Re: Question about “Uppercase” in DerivedCoreProperties.txt

Philippe Verdy verdy_p at
Sun Nov 9 00:19:24 CST 2014

glibc is not more borken and any other C library implementing toupper and
tolower from the legacy "ctype" standard library. These are old APIs that
are just widely used and still have valid contexts were they are simple and
safe to use. But they are not meant to convert text.

The i18n data just shows the mappings used for tolower, toupper (and
totile) but it is clearly not enough to implement strtolower and strtoupper
which require more rules (notably 1 to 2 or 2 to 1 mappings, plus support
for normalisation/composition/decomposition and recognizing canonical
equivalents, in all possible reorderings, and more data for contextual
rules such as the final form of sigma). Such data may be be easily
expressible in some cases with such tabular format, and could be
implemented by locale-specific code, for example to handle some dictionary
lookups (as required with some Asian scripts for word breaking, and
implicilty needed for the Korean script whose normalisation is not handle
by table lookups but algorithmically by code only within the normalizer)

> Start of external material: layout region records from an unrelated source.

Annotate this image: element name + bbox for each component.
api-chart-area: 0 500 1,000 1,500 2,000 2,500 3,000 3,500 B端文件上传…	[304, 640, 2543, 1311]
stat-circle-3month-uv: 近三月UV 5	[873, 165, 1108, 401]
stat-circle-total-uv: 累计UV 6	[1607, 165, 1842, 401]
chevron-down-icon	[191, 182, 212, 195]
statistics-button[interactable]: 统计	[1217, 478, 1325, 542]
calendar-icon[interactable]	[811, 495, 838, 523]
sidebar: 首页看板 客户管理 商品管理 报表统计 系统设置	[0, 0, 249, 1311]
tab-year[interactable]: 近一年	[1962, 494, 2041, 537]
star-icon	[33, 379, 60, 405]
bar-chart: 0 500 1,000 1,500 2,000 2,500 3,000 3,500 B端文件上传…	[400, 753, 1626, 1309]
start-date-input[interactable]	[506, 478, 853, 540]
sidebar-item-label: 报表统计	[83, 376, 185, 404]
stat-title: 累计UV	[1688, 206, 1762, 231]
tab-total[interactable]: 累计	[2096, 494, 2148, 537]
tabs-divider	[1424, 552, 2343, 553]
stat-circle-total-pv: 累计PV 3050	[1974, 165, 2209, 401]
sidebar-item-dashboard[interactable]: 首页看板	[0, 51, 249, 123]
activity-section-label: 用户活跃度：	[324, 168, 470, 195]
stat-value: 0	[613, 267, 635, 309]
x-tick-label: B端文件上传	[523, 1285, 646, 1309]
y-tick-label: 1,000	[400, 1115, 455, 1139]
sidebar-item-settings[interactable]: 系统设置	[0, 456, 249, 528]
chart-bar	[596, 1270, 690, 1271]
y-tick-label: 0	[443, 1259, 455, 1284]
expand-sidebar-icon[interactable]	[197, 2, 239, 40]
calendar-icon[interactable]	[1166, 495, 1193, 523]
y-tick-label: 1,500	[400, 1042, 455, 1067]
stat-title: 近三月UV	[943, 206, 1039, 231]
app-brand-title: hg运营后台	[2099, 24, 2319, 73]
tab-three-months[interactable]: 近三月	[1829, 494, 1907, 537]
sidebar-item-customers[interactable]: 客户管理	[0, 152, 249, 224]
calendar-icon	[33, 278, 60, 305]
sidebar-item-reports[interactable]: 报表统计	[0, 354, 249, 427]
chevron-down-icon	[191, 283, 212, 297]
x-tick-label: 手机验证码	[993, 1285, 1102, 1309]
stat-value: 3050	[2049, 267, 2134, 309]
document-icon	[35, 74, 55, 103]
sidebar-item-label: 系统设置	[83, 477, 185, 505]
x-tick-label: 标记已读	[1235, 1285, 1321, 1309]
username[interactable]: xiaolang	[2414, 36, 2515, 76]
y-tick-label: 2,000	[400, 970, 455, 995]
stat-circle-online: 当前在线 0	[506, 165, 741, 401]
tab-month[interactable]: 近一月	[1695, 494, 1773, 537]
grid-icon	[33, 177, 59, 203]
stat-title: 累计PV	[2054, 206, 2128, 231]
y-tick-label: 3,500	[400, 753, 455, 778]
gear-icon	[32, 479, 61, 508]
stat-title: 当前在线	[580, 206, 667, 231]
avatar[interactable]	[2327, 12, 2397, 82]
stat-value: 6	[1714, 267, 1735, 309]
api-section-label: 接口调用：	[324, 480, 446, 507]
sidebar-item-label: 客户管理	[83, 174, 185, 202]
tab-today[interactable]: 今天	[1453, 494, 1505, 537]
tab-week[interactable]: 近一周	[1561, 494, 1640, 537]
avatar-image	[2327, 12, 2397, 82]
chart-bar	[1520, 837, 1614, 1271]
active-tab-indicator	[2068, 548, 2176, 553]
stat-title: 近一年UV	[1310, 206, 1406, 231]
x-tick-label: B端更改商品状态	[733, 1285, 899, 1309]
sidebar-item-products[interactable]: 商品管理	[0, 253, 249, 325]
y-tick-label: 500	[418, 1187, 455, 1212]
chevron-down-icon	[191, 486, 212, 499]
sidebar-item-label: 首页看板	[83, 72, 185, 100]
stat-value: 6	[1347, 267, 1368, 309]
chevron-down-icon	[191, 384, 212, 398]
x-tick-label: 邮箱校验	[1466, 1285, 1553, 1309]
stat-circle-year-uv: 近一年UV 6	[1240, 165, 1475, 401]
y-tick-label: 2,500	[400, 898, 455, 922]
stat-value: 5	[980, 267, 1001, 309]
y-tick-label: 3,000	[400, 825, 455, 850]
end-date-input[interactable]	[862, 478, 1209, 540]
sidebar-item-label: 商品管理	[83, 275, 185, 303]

I don't see anything wrong with existing glibc "18n" data. Glibc would be
wrong however if it *only* used tolower/toupper to implement
strtolower/strtoupper (but this was what was still done in the past since
the creation of the "standard" C library on Unix and even later on DOS,
MacOS, Windows and most other systems... before the creation of Unicode and
its development to support more languages, scripts, and orthographic

Modern i18n libraries (for various programming languages) contain more
advanced support API for correct case mappings on full strings (including
M-to-N mappings, contextual rules and support of canonical equivalences),
and these API no longer assume that the output string will be the same
length as the input and only 1:1 mappings will be performed over each
character (even if this is still what is done when using the "C" root
locale working only for a few languages and only with simple texts using
restricted alphabets without all the possible Unicode extensions, needed
now to support more than the native language but also many proper names and
"foreign" toponyms, or texts containing small citations in another
language, or any multilingual document).

2014-11-09 1:45 GMT+01:00 Christopher Vance <cjsvance at>:

> So glibc is broken. This doesn't make it a Unicode problem.